Others who’ve been active on the alternative social network Parler in recent weeks include Fox News host Sean Hannity, radio personality Mark Levin, far-right activist Laura Loomer, Senator Ted Cruz and Congressman Devin Nunes. Eric Trump also has an account verified by Parler as does Donald Trump’s presidential campaign.
Parler, founded in 2018 by John Matze and Jared Thomson, bills itself as “unbiased social media” and a place where people can “speak freely and express yourself openly without fear of being ‘deplatformed’ for your views,” according to its website and App Store description. It looks like a mashup of Twitter and Instagram, with its main feed, follower counts and ways to share posts and links.
It’s also rife with misinformation, including a stream of baseless allegations of voter fraud, such as false assertions that “millions” of votes were either lost or switched from Donald Trump to Joe Biden.
“A lot of people are just discovering Parler for the first time, but it’s been around for a while in terms of being an echo chamber for both right-wing news, but also for misinformation,” said Joan Donovan, an expert in online extremism and disinformation and research director of the Shorenstein Center on Media, Politics and Public Policy at Harvard University.
Singer Joy Villa, a vocal supporter of President Trump, told her nearly 250,000 Twitter followers to go follow her on Parler earlier this week. She said she previously had one of her YouTube videos temporarily removed, and she feels that conservatives are being “disenfranchised” on the larger social media platforms.
“There’s a lot of shadow banning, censorship and over saturated ‘fact checking’ to the detriment of being able to freely post anything, even on the President of the United States,” Villa told CNN Business in an email. “I love that Parler is transparent with who views my posts, and that they promote and actually support free speech and free thought.”
Facebook, Twitter and other social networks have stepped up efforts to crack down on misinformation, which comes amid an outcry from prominent conservatives that their voices are being disproportionately censored.
It’s not just Parler that’s getting a boost. The app of right-wing media outlet Newsmax has climbed the app charts recently and other social apps like MeWe and video-sharing platform Rumble are also gaining steam, both of which promise not to clamp down people’s voices.
Oren Segal, vice president at the Anti-Defamation League’s Center on Extremism, warned that while Parler has become popular with conservatives, it’s also attracting extremists. He worries this could expose non-extremists to radical viewpoints.

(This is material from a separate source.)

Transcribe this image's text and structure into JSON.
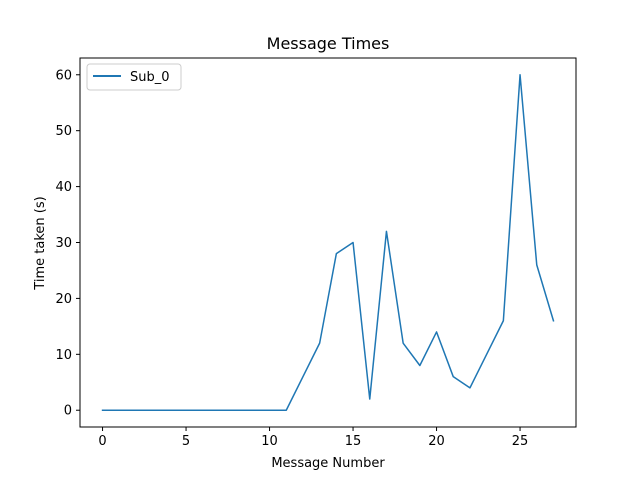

“We have seen, time after time, that extremists always look for alternatives to migrate to if they are finding difficulties on the platforms on which they’re established,” Segal said. “If a lot of people start migrating onto a platform to hear the Laura Ingrahms and Sean Hannitys, but are getting a steady dose of Proud Boys … that may normalize the fringes in a way that normally it wouldn’t.”
(The Proud Boys are a group whose ideology has been labeled “misogynistic, Islamophobic, transphobic, and anti-immigration” by the ADL).
“When these minor apps get popular, they don’t work,” said Harvard’s Donovan. “People try to have some kind of mass exodus from some of the major platforms and they can’t because the user experience is just poor.”